As Wisconsin lawmakers prepare to debate a right-to-work proposal Tuesday, labor unions are making clear their adamant opposition.
“The effort to lower wages in America is going to reach new heights in Wisconsin this week,” AFL-CIO President Richard Trumka declared in a statement.
The policy, which has passed in 24 states, has faced adamant opposition from many labor unions and other left leaning organizations. Advocates argue it should be the choice of a worker on whether they want to join a union, while opponents claim it hurts workers because it allows employers to take advantage of them.
“Wall Street billionaires and political extremists are joining together to force a vote on Right to Work legislation which is wrong for Wisconsin hardworking families,” Trumka continued. “This is a blatant attempt to silence workers’ voices to stop us from speaking out about lower wages and mistreatment at work.”
The Wisconsin state chapter of the AFL-CIO has even planned a rally for Tuesday and Wednesday in front of the state capital. The national headquarters of several unions, including the AFL-CIO and the Service Employees International Union have taken to Twitter to support the rally.
“In America, we have a strong tradition of having each other’s backs,” Trumka noted. “Right now, workers from throughout Wisconsin and across the country are gathering in Wisconsin to fight back, together. They are using the tool Governor Walker is most afraid of: their collective voice.”
“Unions and collective action are a powerful line of defense against this aggressive attack on our working families,” Trumka concluded. “We need to use this fight to help all workers – union and non-union – unite in their collective voice and in their demand to raise wages throughout our country.”
Though unions argue right-to-work legislation is harmful to workers, some studies have shown that it’s actually very beneficial to give people a choice on whether to join a union because it compels the unions to offer a better service. According to a recent fact sheet by James Sherk, a labor policy expert at the Heritage Foundation, the lower wage narrative is also very misleading.

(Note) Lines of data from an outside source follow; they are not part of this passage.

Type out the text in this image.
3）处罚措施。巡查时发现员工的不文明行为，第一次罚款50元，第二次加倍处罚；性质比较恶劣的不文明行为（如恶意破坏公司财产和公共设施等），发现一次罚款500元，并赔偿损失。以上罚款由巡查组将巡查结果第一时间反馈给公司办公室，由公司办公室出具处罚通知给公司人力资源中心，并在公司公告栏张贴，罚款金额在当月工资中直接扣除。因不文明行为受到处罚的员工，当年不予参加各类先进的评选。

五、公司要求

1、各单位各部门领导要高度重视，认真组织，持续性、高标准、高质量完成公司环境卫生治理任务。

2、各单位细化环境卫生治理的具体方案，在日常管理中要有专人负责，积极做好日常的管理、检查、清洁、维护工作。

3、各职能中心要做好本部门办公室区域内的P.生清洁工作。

“Average wages in right-to-work states are indeed slightly lower than in non-right-to-work states,” the fact sheet notes. “Studies that control for differences in costs of living find workers in states with voluntary dues have no lower—and possibly slightly higher—real wages than workers in states with compulsory dues.”
The fact sheet also noted, “Without right-to-work laws, unions can take their members’ dues for granted and provide lower quality representation.”
Wisconsin State Senate Majority Leader Scott Fitzgerald, a Republican, said last week during a press conference that he is confident the bill will pass.